We’ve Got to Shut Off the Internet for One Day Each Week
Summary
A rider with a bold proposal thinks society needs to shut off the internet one day a week, and he's dead serious about it. Sunday's the day, just like Chick-fil-A closing for the Lord. Kareem pushes back on the logistics (what about checking bank balances?), but the stranger insists our brains aren't built to handle infinite content. It's melting our faces. The conversation spirals into DVD collections, with the rider declaring you only need four movies to survive: Heat, Casino, Notting Hill, and I Know What You Did Last Summer. Kareem reminds him about Big. Fair point. Maybe the internet stays on for ninety minutes so Tom Hanks can dance on that piano.
Full Transcript
So what's your take? We got to shut the internet off one day a week? 100% disagree. I don't care—you're crazy. Doesn't matter to me. Every single week, we need one day where it's not on. NP Sunday, shut it off. Nope. Ban for brains, cancel for Christ. I don't care what the reason is, but we cannot deal with this as a society. Our brains are not meant to be able to look at every book, hear every song. You can—even, you know, Spotify. We are not built for this. It's melting our faces. You want to just keep cooking your head? No, I—I think it's good. Like, what, what day? How are we going to agree that Sunday is the day? Like, I need Chick-fil-A. Did it. If Chick-fil-A can close on Sundays, we can pull the button on the internet for one day. One day.

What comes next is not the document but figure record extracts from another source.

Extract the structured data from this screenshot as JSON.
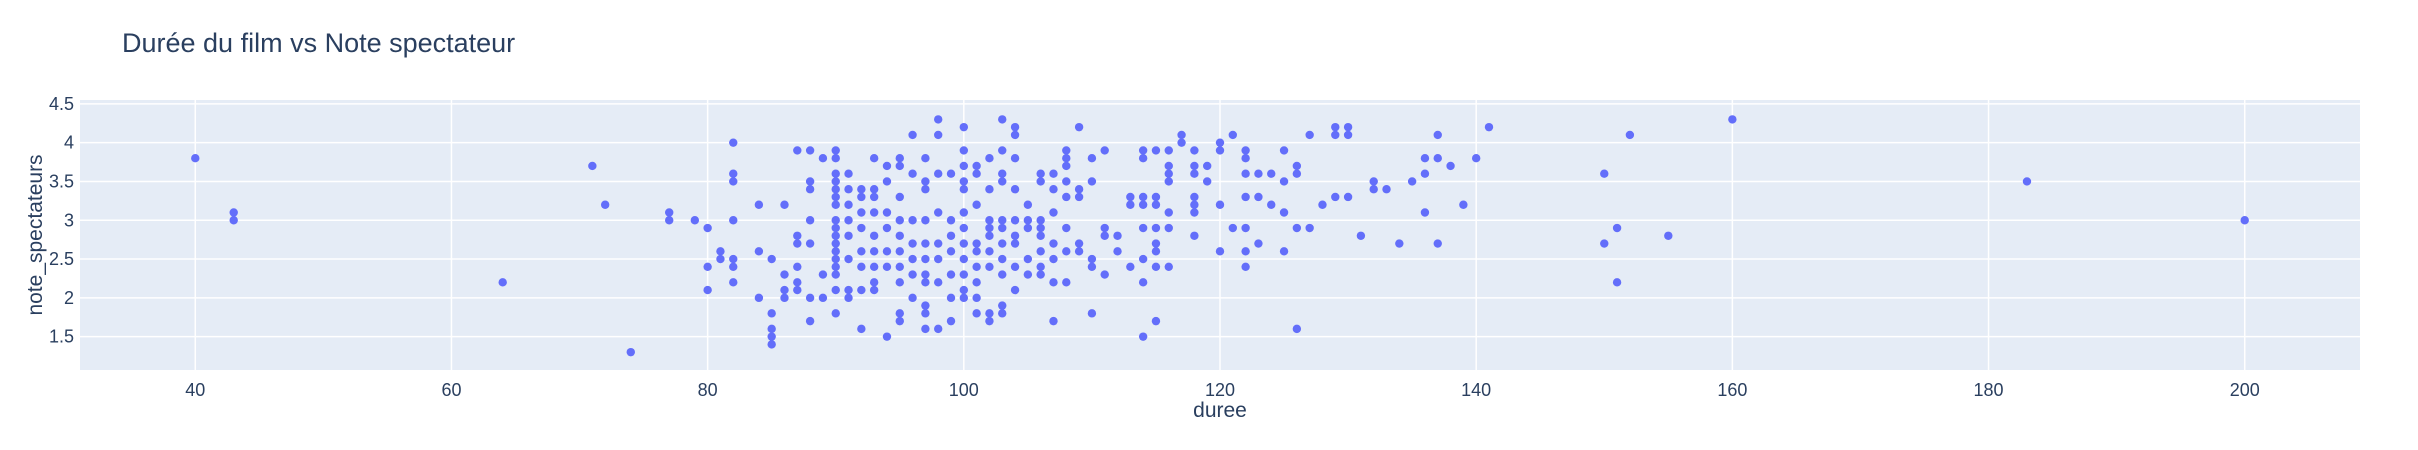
{
  "chart_data": {
    "type": "scatter",
    "title": "Durée du film vs Note spectateur",
    "xlabel": "duree",
    "ylabel": "note_spectateurs",
    "xlim": [
      31,
      209
    ],
    "ylim": [
      1.07,
      4.55
    ],
    "xticks": [
      "40",
      "60",
      "80",
      "100",
      "120",
      "140",
      "160",
      "180",
      "200"
    ],
    "yticks": [
      "1.5",
      "2",
      "2.5",
      "3",
      "3.5",
      "4",
      "4.5"
    ],
    "grid": true,
    "legend": "none",
    "colors": {
      "marker": "#636efa",
      "plot_bg": "#e5ecf6",
      "paper_bg": "#ffffff",
      "text": "#2a3f5f"
    },
    "points": [
      [
        40,
        3.8
      ],
      [
        43,
        3.1
      ],
      [
        43,
        3.0
      ],
      [
        64,
        2.2
      ],
      [
        71,
        3.7
      ],
      [
        72,
        3.2
      ],
      [
        74,
        1.3
      ],
      [
        77,
        3.1
      ],
      [
        77,
        3.0
      ],
      [
        79,
        3.0
      ],
      [
        80,
        2.9
      ],
      [
        80,
        2.4
      ],
      [
        80,
        2.1
      ],
      [
        81,
        2.6
      ],
      [
        81,
        2.5
      ],
      [
        82,
        4.0
      ],
      [
        82,
        3.6
      ],
      [
        82,
        3.5
      ],
      [
        82,
        3.0
      ],
      [
        82,
        2.5
      ],
      [
        82,
        2.4
      ],
      [
        82,
        2.2
      ],
      [
        84,
        3.2
      ],
      [
        84,
        2.6
      ],
      [
        84,
        2.0
      ],
      [
        85,
        2.5
      ],
      [
        85,
        1.8
      ],
      [
        85,
        1.6
      ],
      [
        85,
        1.5
      ],
      [
        85,
        1.4
      ],
      [
        86,
        3.2
      ],
      [
        86,
        2.3
      ],
      [
        86,
        2.1
      ],
      [
        86,
        2.0
      ],
      [
        87,
        3.9
      ],
      [
        87,
        2.8
      ],
      [
        87,
        2.7
      ],
      [
        87,
        2.4
      ],
      [
        87,
        2.2
      ],
      [
        87,
        2.1
      ],
      [
        88,
        3.9
      ],
      [
        88,
        3.5
      ],
      [
        88,
        3.4
      ],
      [
        88,
        3.0
      ],
      [
        88,
        2.7
      ],
      [
        88,
        2.0
      ],
      [
        88,
        1.7
      ],
      [
        89,
        3.8
      ],
      [
        89,
        2.3
      ],
      [
        89,
        2.0
      ],
      [
        90,
        3.9
      ],
      [
        90,
        3.8
      ],
      [
        90,
        3.6
      ],
      [
        90,
        3.5
      ],
      [
        90,
        3.4
      ],
      [
        90,
        3.3
      ],
      [
        90,
        3.2
      ],
      [
        90,
        3.0
      ],
      [
        90,
        2.9
      ],
      [
        90,
        2.8
      ],
      [
        90,
        2.7
      ],
      [
        90,
        2.6
      ],
      [
        90,
        2.5
      ],
      [
        90,
        2.4
      ],
      [
        90,
        2.3
      ],
      [
        90,
        2.1
      ],
      [
        90,
        1.8
      ],
      [
        91,
        3.6
      ],
      [
        91,
        3.4
      ],
      [
        91,
        3.2
      ],
      [
        91,
        3.0
      ],
      [
        91,
        2.8
      ],
      [
        91,
        2.5
      ],
      [
        91,
        2.1
      ],
      [
        91,
        2.0
      ],
      [
        92,
        3.4
      ],
      [
        92,
        3.3
      ],
      [
        92,
        3.1
      ],
      [
        92,
        2.9
      ],
      [
        92,
        2.6
      ],
      [
        92,
        2.4
      ],
      [
        92,
        2.1
      ],
      [
        92,
        1.6
      ],
      [
        93,
        3.8
      ],
      [
        93,
        3.4
      ],
      [
        93,
        3.3
      ],
      [
        93,
        3.1
      ],
      [
        93,
        2.8
      ],
      [
        93,
        2.6
      ],
      [
        93,
        2.4
      ],
      [
        93,
        2.2
      ],
      [
        93,
        2.1
      ],
      [
        94,
        3.7
      ],
      [
        94,
        3.5
      ],
      [
        94,
        3.1
      ],
      [
        94,
        2.9
      ],
      [
        94,
        2.6
      ],
      [
        94,
        2.4
      ],
      [
        94,
        1.5
      ],
      [
        95,
        3.8
      ],
      [
        95,
        3.7
      ],
      [
        95,
        3.3
      ],
      [
        95,
        3.0
      ],
      [
        95,
        2.8
      ],
      [
        95,
        2.6
      ],
      [
        95,
        2.4
      ],
      [
        95,
        2.2
      ],
      [
        95,
        1.8
      ],
      [
        95,
        1.7
      ],
      [
        96,
        4.1
      ],
      [
        96,
        3.6
      ],
      [
        96,
        3.0
      ],
      [
        96,
        2.7
      ],
      [
        96,
        2.5
      ],
      [
        96,
        2.3
      ],
      [
        96,
        2.0
      ],
      [
        97,
        3.8
      ],
      [
        97,
        3.5
      ],
      [
        97,
        3.4
      ],
      [
        97,
        3.0
      ],
      [
        97,
        2.7
      ],
      [
        97,
        2.5
      ],
      [
        97,
        2.3
      ],
      [
        97,
        2.2
      ],
      [
        97,
        1.9
      ],
      [
        97,
        1.8
      ],
      [
        97,
        1.6
      ],
      [
        98,
        4.3
      ],
      [
        98,
        4.1
      ],
      [
        98,
        3.6
      ],
      [
        98,
        3.1
      ],
      [
        98,
        2.7
      ],
      [
        98,
        2.5
      ],
      [
        98,
        2.2
      ],
      [
        98,
        1.6
      ],
      [
        99,
        3.6
      ],
      [
        99,
        3.0
      ],
      [
        99,
        2.8
      ],
      [
        99,
        2.6
      ],
      [
        99,
        2.3
      ],
      [
        99,
        2.0
      ],
      [
        99,
        1.7
      ],
      [
        100,
        4.2
      ],
      [
        100,
        3.9
      ],
      [
        100,
        3.7
      ],
      [
        100,
        3.5
      ],
      [
        100,
        3.4
      ],
      [
        100,
        3.1
      ],
      [
        100,
        2.9
      ],
      [
        100,
        2.7
      ],
      [
        100,
        2.5
      ],
      [
        100,
        2.3
      ],
      [
        100,
        2.1
      ],
      [
        100,
        2.0
      ],
      [
        101,
        3.7
      ],
      [
        101,
        3.6
      ],
      [
        101,
        3.2
      ],
      [
        101,
        2.7
      ],
      [
        101,
        2.6
      ],
      [
        101,
        2.4
      ],
      [
        101,
        2.2
      ],
      [
        101,
        2.0
      ],
      [
        101,
        1.8
      ],
      [
        102,
        3.8
      ],
      [
        102,
        3.4
      ],
      [
        102,
        3.0
      ],
      [
        102,
        2.9
      ],
      [
        102,
        2.8
      ],
      [
        102,
        2.6
      ],
      [
        102,
        2.4
      ],
      [
        102,
        1.8
      ],
      [
        102,
        1.7
      ],
      [
        103,
        4.3
      ],
      [
        103,
        3.9
      ],
      [
        103,
        3.6
      ],
      [
        103,
        3.5
      ],
      [
        103,
        3.0
      ],
      [
        103,
        2.9
      ],
      [
        103,
        2.7
      ],
      [
        103,
        2.5
      ],
      [
        103,
        2.3
      ],
      [
        103,
        1.9
      ],
      [
        103,
        1.8
      ],
      [
        104,
        4.2
      ],
      [
        104,
        4.1
      ],
      [
        104,
        3.8
      ],
      [
        104,
        3.4
      ],
      [
        104,
        3.0
      ],
      [
        104,
        2.8
      ],
      [
        104,
        2.7
      ],
      [
        104,
        2.4
      ],
      [
        104,
        2.1
      ],
      [
        105,
        3.2
      ],
      [
        105,
        3.0
      ],
      [
        105,
        2.9
      ],
      [
        105,
        2.5
      ],
      [
        105,
        2.3
      ],
      [
        106,
        3.6
      ],
      [
        106,
        3.5
      ],
      [
        106,
        3.0
      ],
      [
        106,
        2.9
      ],
      [
        106,
        2.8
      ],
      [
        106,
        2.6
      ],
      [
        106,
        2.4
      ],
      [
        106,
        2.3
      ],
      [
        107,
        3.6
      ],
      [
        107,
        3.4
      ],
      [
        107,
        3.1
      ],
      [
        107,
        2.7
      ],
      [
        107,
        2.5
      ],
      [
        107,
        2.2
      ],
      [
        107,
        1.7
      ],
      [
        108,
        3.9
      ],
      [
        108,
        3.8
      ],
      [
        108,
        3.7
      ],
      [
        108,
        3.5
      ],
      [
        108,
        3.3
      ],
      [
        108,
        2.9
      ],
      [
        108,
        2.6
      ],
      [
        108,
        2.2
      ],
      [
        109,
        4.2
      ],
      [
        109,
        3.4
      ],
      [
        109,
        3.3
      ],
      [
        109,
        2.7
      ],
      [
        109,
        2.6
      ],
      [
        110,
        3.8
      ],
      [
        110,
        3.5
      ],
      [
        110,
        2.5
      ],
      [
        110,
        2.4
      ],
      [
        110,
        1.8
      ],
      [
        111,
        3.9
      ],
      [
        111,
        2.9
      ],
      [
        111,
        2.8
      ],
      [
        111,
        2.3
      ],
      [
        112,
        2.8
      ],
      [
        112,
        2.6
      ],
      [
        113,
        3.3
      ],
      [
        113,
        3.2
      ],
      [
        113,
        2.4
      ],
      [
        114,
        3.9
      ],
      [
        114,
        3.8
      ],
      [
        114,
        3.3
      ],
      [
        114,
        3.2
      ],
      [
        114,
        2.9
      ],
      [
        114,
        2.5
      ],
      [
        114,
        2.2
      ],
      [
        114,
        1.5
      ],
      [
        115,
        3.9
      ],
      [
        115,
        3.3
      ],
      [
        115,
        3.2
      ],
      [
        115,
        2.9
      ],
      [
        115,
        2.7
      ],
      [
        115,
        2.6
      ],
      [
        115,
        2.4
      ],
      [
        115,
        1.7
      ],
      [
        116,
        3.9
      ],
      [
        116,
        3.7
      ],
      [
        116,
        3.6
      ],
      [
        116,
        3.5
      ],
      [
        116,
        3.1
      ],
      [
        116,
        2.9
      ],
      [
        116,
        2.4
      ],
      [
        117,
        4.1
      ],
      [
        117,
        4.0
      ],
      [
        118,
        3.9
      ],
      [
        118,
        3.7
      ],
      [
        118,
        3.6
      ],
      [
        118,
        3.3
      ],
      [
        118,
        3.2
      ],
      [
        118,
        3.1
      ],
      [
        118,
        2.8
      ],
      [
        119,
        3.7
      ],
      [
        119,
        3.5
      ],
      [
        120,
        4.0
      ],
      [
        120,
        3.9
      ],
      [
        120,
        3.2
      ],
      [
        120,
        2.6
      ],
      [
        121,
        4.1
      ],
      [
        121,
        2.9
      ],
      [
        122,
        3.9
      ],
      [
        122,
        3.8
      ],
      [
        122,
        3.6
      ],
      [
        122,
        3.3
      ],
      [
        122,
        2.9
      ],
      [
        122,
        2.6
      ],
      [
        122,
        2.4
      ],
      [
        123,
        3.6
      ],
      [
        123,
        3.3
      ],
      [
        123,
        2.7
      ],
      [
        124,
        3.6
      ],
      [
        124,
        3.2
      ],
      [
        125,
        3.9
      ],
      [
        125,
        3.5
      ],
      [
        125,
        3.1
      ],
      [
        125,
        2.6
      ],
      [
        126,
        3.7
      ],
      [
        126,
        3.6
      ],
      [
        126,
        2.9
      ],
      [
        126,
        1.6
      ],
      [
        127,
        4.1
      ],
      [
        127,
        2.9
      ],
      [
        128,
        3.2
      ],
      [
        129,
        4.2
      ],
      [
        129,
        4.1
      ],
      [
        129,
        3.3
      ],
      [
        130,
        4.2
      ],
      [
        130,
        4.1
      ],
      [
        130,
        3.3
      ],
      [
        131,
        2.8
      ],
      [
        132,
        3.5
      ],
      [
        132,
        3.4
      ],
      [
        133,
        3.4
      ],
      [
        134,
        2.7
      ],
      [
        135,
        3.5
      ],
      [
        136,
        3.8
      ],
      [
        136,
        3.6
      ],
      [
        136,
        3.1
      ],
      [
        137,
        4.1
      ],
      [
        137,
        3.8
      ],
      [
        137,
        2.7
      ],
      [
        138,
        3.7
      ],
      [
        139,
        3.2
      ],
      [
        140,
        3.8
      ],
      [
        141,
        4.2
      ],
      [
        150,
        3.6
      ],
      [
        150,
        2.7
      ],
      [
        151,
        2.9
      ],
      [
        151,
        2.2
      ],
      [
        152,
        4.1
      ],
      [
        155,
        2.8
      ],
      [
        160,
        4.3
      ],
      [
        183,
        3.5
      ],
      [
        200,
        3.0
      ]
    ]
  }
}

Day? Yes, exactly. Yeah, I want to listen to the Lord. You don't want to listen to the Lord? The lady, the lady from New Zealand or whatever? Yes. I want to listen to the Lord on Sundays. I can't shut the internet off. I want to shut the internet off. Get a book. For what? For what? Instagram? You don't need Instagram. I want to check my bank balance. You go to the bank's. Are closed. Think about it. No, they're not. No, they're not. They got like two. They're open for like two hours. They're open for like two hours. Shut your in off for one day a week. Monday, Tuesday, Wednesday. Stop melting your brain. Pick up a book. Why do you keep saying melting people? Because we don't live in one reality anymore. And you think taking Sundays off is going to help? It's a slow progression into a decent society yet again. 'Cause I would love—I'd love two days a week, but I wanted to start uh, soft. I'd love a Sunday and a Wednesday. How am I going to watch TV? You can watch a DVD. Remember those? You get a Blu-ray, and then I got to have a DVD collection. You need like four movies. You need Heat, Casino, Notting Hill, and I Know What You Did Last Summer. Those are the four movies you can have in your house to get through an entire day that doesn't have the internet. You forgot about Big. Oh, Big's good. You forgot Big? Yeah, Big's good. And and I'll say this: if Big is only on the internet and you don't have a physical copy, then maybe use the internet that day for one and a half hours to watch Tom Hanks dance on a piano. Thanks, Dad.